Peak Inflation Expectations? Inflation has been top of mind for Wall Street for some time even before this morning’s CPI report. But the falling yield on the 10-year Treasury yesterday doesn’t seem to make much sense if solely looked at through an inflation lens. “There has been a surge in the number of online searches containing the word ‘inflation,” investment research firm CFRA notes. Despite that worry, the 10-year yield has fallen below 1.5%. CFRA thinks that may be “due to the D.C. gridlock that likely stamped ‘DOA’ atop the $1.7-trillion Biden infrastructure proposal and questions the need for further fiscal assistance.” Briefing.com said yesterday’s marked decline in the 10-year yield signals peak inflation expectations.

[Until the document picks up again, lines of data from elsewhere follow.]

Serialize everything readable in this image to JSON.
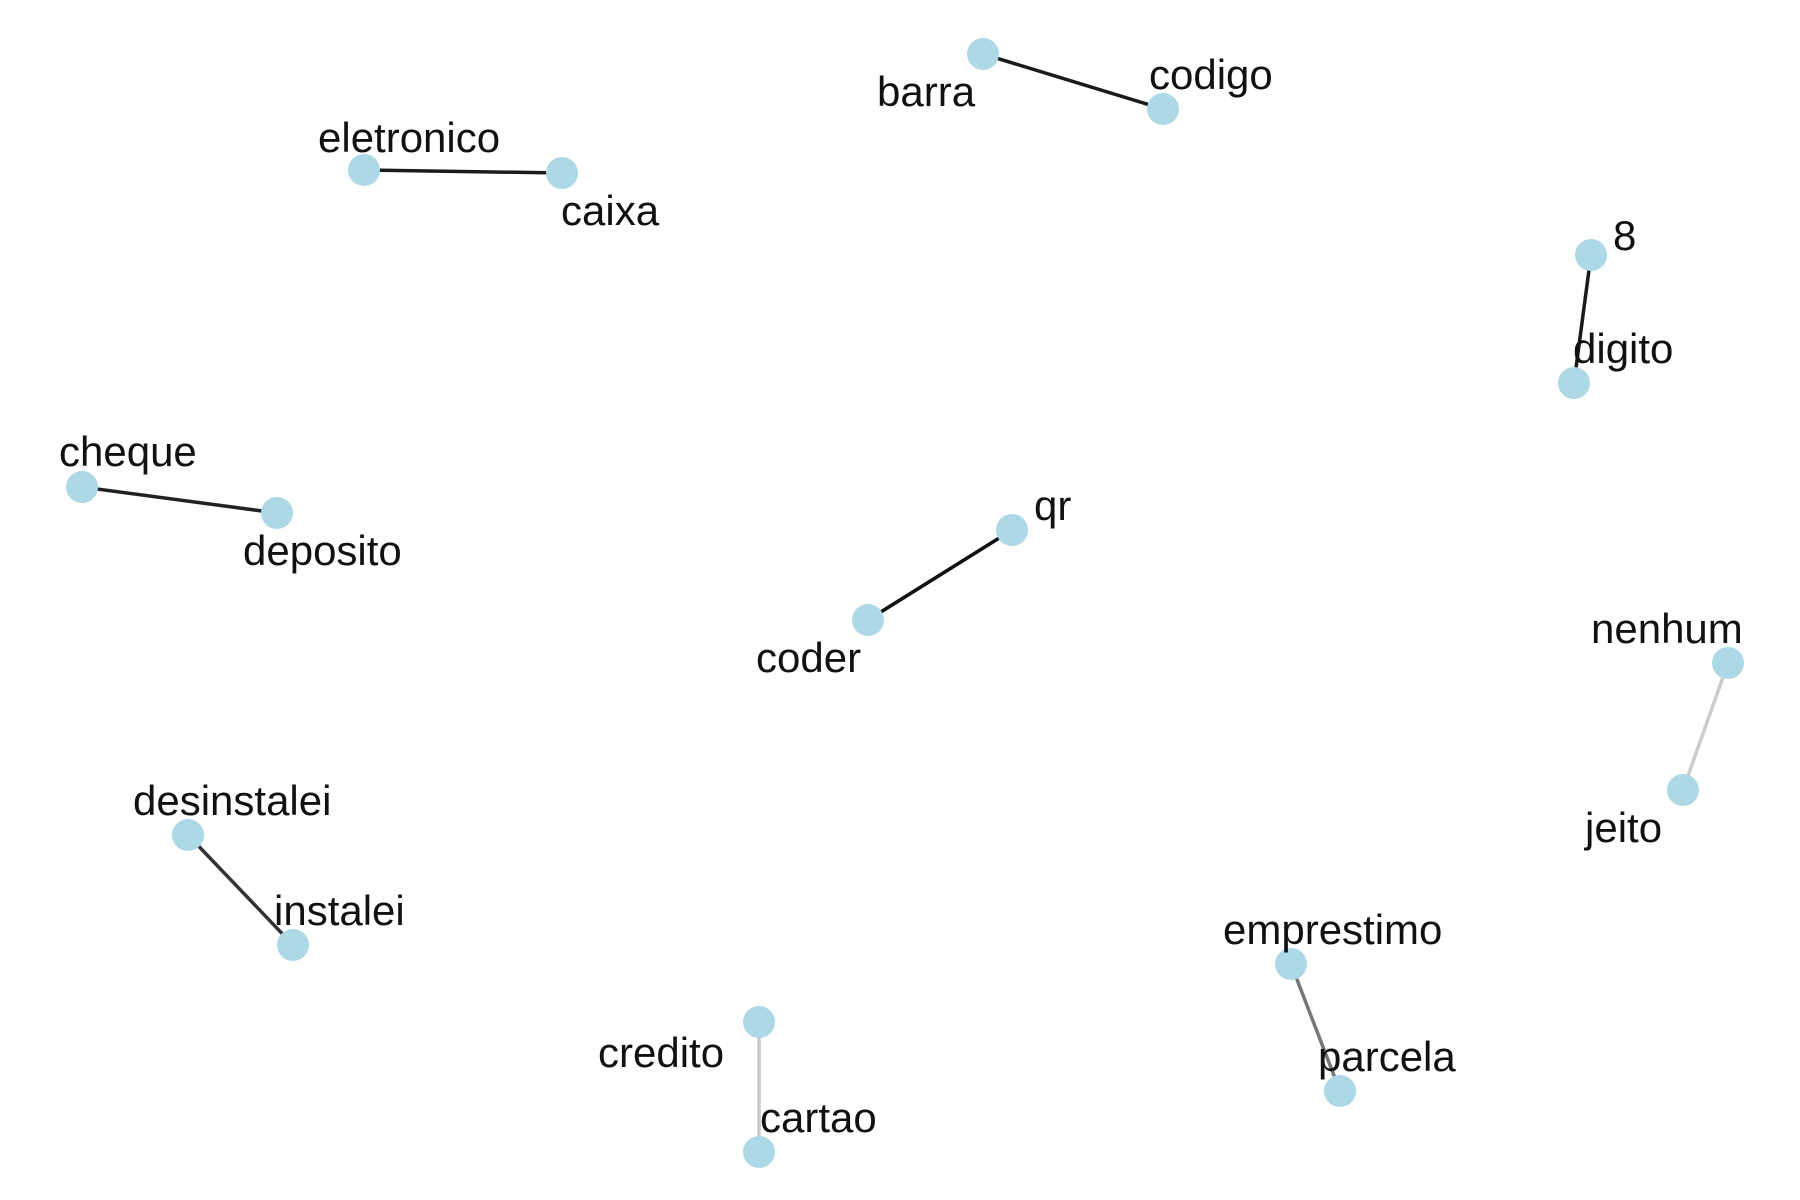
{
  "node_color": "#add8e6",
  "pairs": [
    {
      "source": "barra",
      "target": "codigo",
      "edge_color": "#1a1a1a"
    },
    {
      "source": "eletronico",
      "target": "caixa",
      "edge_color": "#1a1a1a"
    },
    {
      "source": "8",
      "target": "digito",
      "edge_color": "#1a1a1a"
    },
    {
      "source": "cheque",
      "target": "deposito",
      "edge_color": "#222222"
    },
    {
      "source": "qr",
      "target": "coder",
      "edge_color": "#111111"
    },
    {
      "source": "nenhum",
      "target": "jeito",
      "edge_color": "#cccccc"
    },
    {
      "source": "desinstalei",
      "target": "instalei",
      "edge_color": "#333333"
    },
    {
      "source": "emprestimo",
      "target": "parcela",
      "edge_color": "#777777"
    },
    {
      "source": "credito",
      "target": "cartao",
      "edge_color": "#c8c8c8"
    }
  ]
}
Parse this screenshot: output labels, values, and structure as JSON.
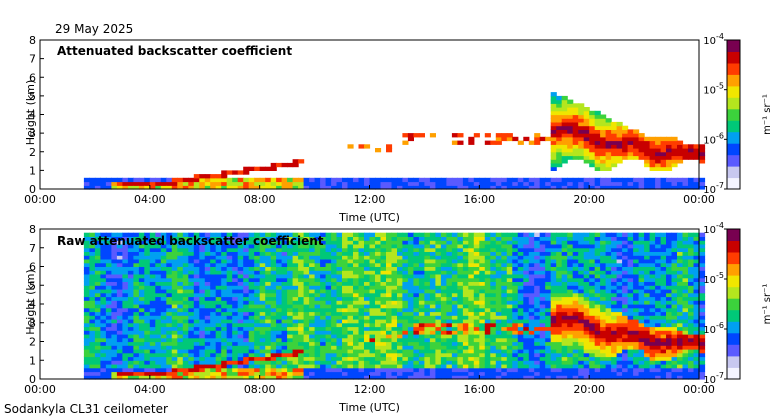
{
  "date_label": "29 May 2025",
  "footer_label": "Sodankyla CL31 ceilometer",
  "chart_data": [
    {
      "type": "heatmap",
      "title": "Attenuated backscatter coefficient",
      "xlabel": "Time (UTC)",
      "ylabel": "Height (km)",
      "xticks": [
        "00:00",
        "04:00",
        "08:00",
        "12:00",
        "16:00",
        "20:00",
        "00:00"
      ],
      "xlim_hours": [
        0,
        24
      ],
      "ylim": [
        0,
        8
      ],
      "yticks": [
        0,
        1,
        2,
        3,
        4,
        5,
        6,
        7,
        8
      ],
      "data_start_hour": 1.6,
      "colorbar": {
        "label": "m⁻¹ sr⁻¹",
        "scale": "log",
        "range": [
          1e-07,
          0.0001
        ],
        "ticks": [
          {
            "base": "10",
            "exp": "-4"
          },
          {
            "base": "10",
            "exp": "-5"
          },
          {
            "base": "10",
            "exp": "-6"
          },
          {
            "base": "10",
            "exp": "-7"
          }
        ]
      },
      "grid": false
    },
    {
      "type": "heatmap",
      "title": "Raw attenuated backscatter coefficient",
      "xlabel": "Time (UTC)",
      "ylabel": "Height (km)",
      "xticks": [
        "00:00",
        "04:00",
        "08:00",
        "12:00",
        "16:00",
        "20:00",
        "00:00"
      ],
      "xlim_hours": [
        0,
        24
      ],
      "ylim": [
        0,
        8
      ],
      "yticks": [
        0,
        1,
        2,
        3,
        4,
        5,
        6,
        7,
        8
      ],
      "data_start_hour": 1.6,
      "colorbar": {
        "label": "m⁻¹ sr⁻¹",
        "scale": "log",
        "range": [
          1e-07,
          0.0001
        ],
        "ticks": [
          {
            "base": "10",
            "exp": "-4"
          },
          {
            "base": "10",
            "exp": "-5"
          },
          {
            "base": "10",
            "exp": "-6"
          },
          {
            "base": "10",
            "exp": "-7"
          }
        ]
      },
      "grid": false
    }
  ],
  "colors": {
    "colormap": [
      "#f4f4ff",
      "#c8c8f0",
      "#5a5aff",
      "#0046ff",
      "#00a0f0",
      "#00c878",
      "#3cd23c",
      "#b4e61e",
      "#f0e600",
      "#ffa000",
      "#ff3c00",
      "#c80000",
      "#780050"
    ],
    "frame": "#000000"
  }
}
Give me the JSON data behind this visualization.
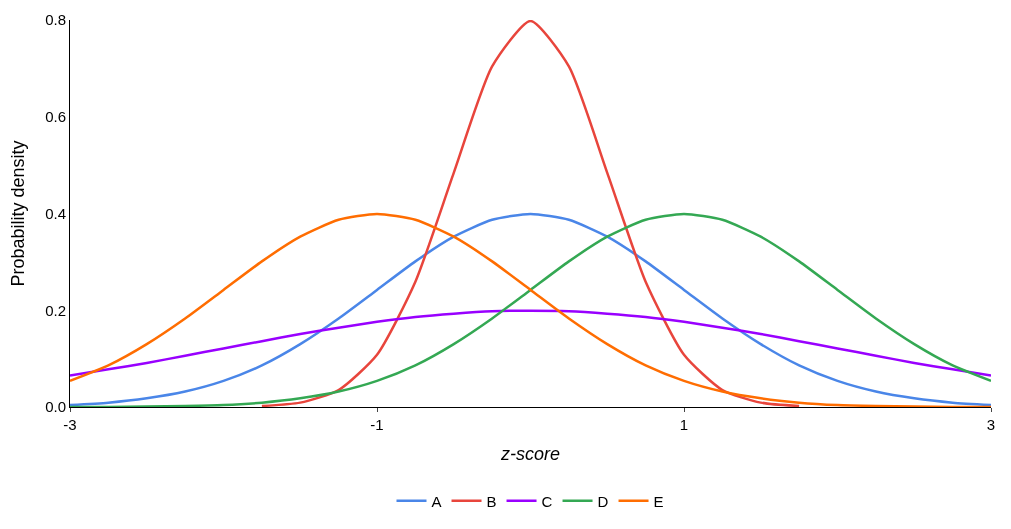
{
  "chart_data": {
    "type": "line",
    "xlabel": "z-score",
    "ylabel": "Probability density",
    "x": [
      -3,
      -2.75,
      -2.5,
      -2.25,
      -2,
      -1.75,
      -1.5,
      -1.25,
      -1,
      -0.75,
      -0.5,
      -0.25,
      0,
      0.25,
      0.5,
      0.75,
      1,
      1.25,
      1.5,
      1.75,
      2,
      2.25,
      2.5,
      2.75,
      3
    ],
    "series": [
      {
        "name": "A",
        "color": "#4a86e8",
        "values": [
          0.004,
          0.009,
          0.018,
          0.032,
          0.054,
          0.086,
          0.13,
          0.183,
          0.242,
          0.301,
          0.352,
          0.387,
          0.399,
          0.387,
          0.352,
          0.301,
          0.242,
          0.183,
          0.13,
          0.086,
          0.054,
          0.032,
          0.018,
          0.009,
          0.004
        ]
      },
      {
        "name": "B",
        "color": "#e8453c",
        "values": [
          null,
          null,
          null,
          null,
          null,
          0.002,
          0.009,
          0.035,
          0.108,
          0.259,
          0.484,
          0.704,
          0.798,
          0.704,
          0.484,
          0.259,
          0.108,
          0.035,
          0.009,
          0.002,
          null,
          null,
          null,
          null,
          null
        ]
      },
      {
        "name": "C",
        "color": "#9900ff",
        "values": [
          0.065,
          0.078,
          0.091,
          0.106,
          0.121,
          0.136,
          0.151,
          0.164,
          0.176,
          0.186,
          0.193,
          0.198,
          0.199,
          0.198,
          0.193,
          0.186,
          0.176,
          0.164,
          0.151,
          0.136,
          0.121,
          0.106,
          0.091,
          0.078,
          0.065
        ]
      },
      {
        "name": "D",
        "color": "#34a853",
        "values": [
          0,
          0,
          0.001,
          0.002,
          0.004,
          0.009,
          0.018,
          0.032,
          0.054,
          0.086,
          0.13,
          0.183,
          0.242,
          0.301,
          0.352,
          0.387,
          0.399,
          0.387,
          0.352,
          0.301,
          0.242,
          0.183,
          0.13,
          0.086,
          0.054
        ]
      },
      {
        "name": "E",
        "color": "#ff6d01",
        "values": [
          0.054,
          0.086,
          0.13,
          0.183,
          0.242,
          0.301,
          0.352,
          0.387,
          0.399,
          0.387,
          0.352,
          0.301,
          0.242,
          0.183,
          0.13,
          0.086,
          0.054,
          0.032,
          0.018,
          0.009,
          0.004,
          0.002,
          0.001,
          0,
          0
        ]
      }
    ],
    "xlim": [
      -3,
      3
    ],
    "xticks": [
      -3,
      -1,
      1,
      3
    ],
    "ylim": [
      0,
      0.8
    ],
    "yticks": [
      {
        "value": 0,
        "label": "0.0"
      },
      0.2,
      0.4,
      0.6,
      0.8
    ],
    "legend": "bottom",
    "marker": "none",
    "line_style": "solid"
  }
}
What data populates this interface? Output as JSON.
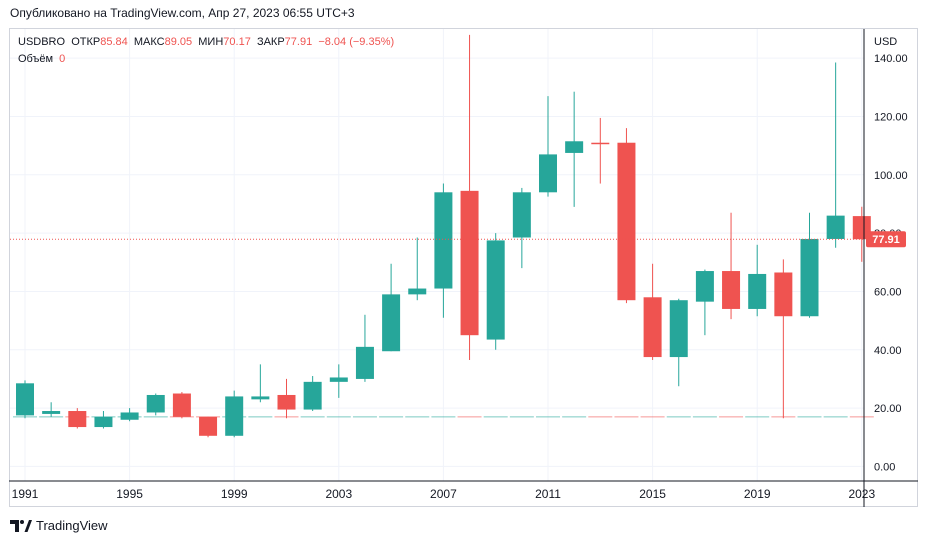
{
  "header": {
    "published": "Опубликовано на TradingView.com, Апр 27, 2023 06:55 UTC+3"
  },
  "legend": {
    "symbol": "USDBRO",
    "open_label": "ОТКР",
    "open": "85.84",
    "high_label": "МАКС",
    "high": "89.05",
    "low_label": "МИН",
    "low": "70.17",
    "close_label": "ЗАКР",
    "close": "77.91",
    "change": "−8.04 (−9.35%)",
    "volume_label": "Объём",
    "volume": "0"
  },
  "footer": {
    "brand": "TradingView"
  },
  "colors": {
    "up": "#26a69a",
    "down": "#ef5350",
    "grid": "#f0f3fa",
    "axis_text": "#131722"
  },
  "chart_data": {
    "type": "candlestick",
    "currency_label": "USD",
    "last_price_label": "77.91",
    "ylim": [
      -5,
      150
    ],
    "y_ticks": [
      "0.00",
      "20.00",
      "40.00",
      "60.00",
      "80.00",
      "100.00",
      "120.00",
      "140.00"
    ],
    "x_ticks": [
      "1991",
      "1995",
      "1999",
      "2003",
      "2007",
      "2011",
      "2015",
      "2019",
      "2023"
    ],
    "candles": [
      {
        "year": 1991,
        "o": 17.5,
        "h": 29.5,
        "l": 16.5,
        "c": 28.5
      },
      {
        "year": 1992,
        "o": 18.0,
        "h": 22.0,
        "l": 17.0,
        "c": 19.0
      },
      {
        "year": 1993,
        "o": 19.0,
        "h": 20.0,
        "l": 13.0,
        "c": 13.5
      },
      {
        "year": 1994,
        "o": 13.5,
        "h": 19.0,
        "l": 13.0,
        "c": 17.0
      },
      {
        "year": 1995,
        "o": 16.0,
        "h": 20.0,
        "l": 15.5,
        "c": 18.5
      },
      {
        "year": 1996,
        "o": 18.5,
        "h": 25.0,
        "l": 17.5,
        "c": 24.5
      },
      {
        "year": 1997,
        "o": 25.0,
        "h": 25.5,
        "l": 16.5,
        "c": 17.0
      },
      {
        "year": 1998,
        "o": 17.0,
        "h": 17.0,
        "l": 10.0,
        "c": 10.5
      },
      {
        "year": 1999,
        "o": 10.5,
        "h": 26.0,
        "l": 10.0,
        "c": 24.0
      },
      {
        "year": 2000,
        "o": 23.0,
        "h": 35.0,
        "l": 22.0,
        "c": 24.0
      },
      {
        "year": 2001,
        "o": 24.5,
        "h": 30.0,
        "l": 16.5,
        "c": 19.5
      },
      {
        "year": 2002,
        "o": 19.5,
        "h": 31.0,
        "l": 19.0,
        "c": 29.0
      },
      {
        "year": 2003,
        "o": 29.0,
        "h": 35.0,
        "l": 23.5,
        "c": 30.5
      },
      {
        "year": 2004,
        "o": 30.0,
        "h": 52.0,
        "l": 29.0,
        "c": 41.0
      },
      {
        "year": 2005,
        "o": 39.5,
        "h": 69.5,
        "l": 39.5,
        "c": 59.0
      },
      {
        "year": 2006,
        "o": 59.0,
        "h": 78.5,
        "l": 57.0,
        "c": 61.0
      },
      {
        "year": 2007,
        "o": 61.0,
        "h": 97.0,
        "l": 51.0,
        "c": 94.0
      },
      {
        "year": 2008,
        "o": 94.5,
        "h": 148.0,
        "l": 36.5,
        "c": 45.0
      },
      {
        "year": 2009,
        "o": 43.5,
        "h": 80.0,
        "l": 40.0,
        "c": 77.5
      },
      {
        "year": 2010,
        "o": 78.5,
        "h": 95.5,
        "l": 68.0,
        "c": 94.0
      },
      {
        "year": 2011,
        "o": 94.0,
        "h": 127.0,
        "l": 92.5,
        "c": 107.0
      },
      {
        "year": 2012,
        "o": 107.5,
        "h": 128.5,
        "l": 89.0,
        "c": 111.5
      },
      {
        "year": 2013,
        "o": 111.0,
        "h": 119.5,
        "l": 97.0,
        "c": 110.5
      },
      {
        "year": 2014,
        "o": 111.0,
        "h": 116.0,
        "l": 56.0,
        "c": 57.0
      },
      {
        "year": 2015,
        "o": 58.0,
        "h": 69.5,
        "l": 36.5,
        "c": 37.5
      },
      {
        "year": 2016,
        "o": 37.5,
        "h": 57.5,
        "l": 27.5,
        "c": 57.0
      },
      {
        "year": 2017,
        "o": 56.5,
        "h": 67.5,
        "l": 45.0,
        "c": 67.0
      },
      {
        "year": 2018,
        "o": 67.0,
        "h": 87.0,
        "l": 50.5,
        "c": 54.0
      },
      {
        "year": 2019,
        "o": 54.0,
        "h": 76.0,
        "l": 51.5,
        "c": 66.0
      },
      {
        "year": 2020,
        "o": 66.5,
        "h": 71.0,
        "l": 16.5,
        "c": 51.5
      },
      {
        "year": 2021,
        "o": 51.5,
        "h": 87.0,
        "l": 51.0,
        "c": 78.0
      },
      {
        "year": 2022,
        "o": 78.0,
        "h": 138.5,
        "l": 75.0,
        "c": 86.0
      },
      {
        "year": 2023,
        "o": 85.84,
        "h": 89.05,
        "l": 70.17,
        "c": 77.91
      }
    ]
  }
}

Driving Oil Demand: Speaking of inflation, one input—crude oil—offered some interesting action yesterday. The international benchmark settled unchanged after hitting its highest point since May 20, 2019, while the U.S. benchmark settled slightly lower after hitting its highest point since October 2018. The crude oil inventory figure released by the Energy Information Administration showed a draw of more than 5 million barrels. But when you look at the gasoline statistic, it showed a rise of 7 million barrels. That increase came during the week of Memorial Day driving. It’s possible that motorists didn’t take to the road as much as they have in the past because of lingering effects of the pandemic. But as Reuters reported, analysts have been saying that poor weather may have reduced demand after a period of hoarding during the Colonial Pipeline outage. One source told the news agency the lack of demand might foreshadow peak economic activity but that it’s too early to conclude that. For whatever the reason, the lack of gasoline demand seems to have taken the sheen off oil prices, at least for the moment.
Raising the Roof: At the moment, it seems that the housing industry is on the forefront of dealing with inflation. Toward the end of last month, the National Association of Home Builders said lumber prices had more than quadrupled since April 2020 to more than $1,500 per thousand board feet, citing the Random Lengths Framing Lumber Composite Index.
“Lumber prices alone are adding nearly $36,000 to the price of a new home, pricing millions of middle-class households out of the market at a level they previously could afford,” the NAHB said. NAHB First Vice Chairman Jerry Konter said a mismatch between domestic production and rising demand for building materials is behind the rise in lumber prices. U.S. sawmill output rose 3.3% in 2020, even as single-family construction increased 12% and the remodelling market grew by 7%, he said.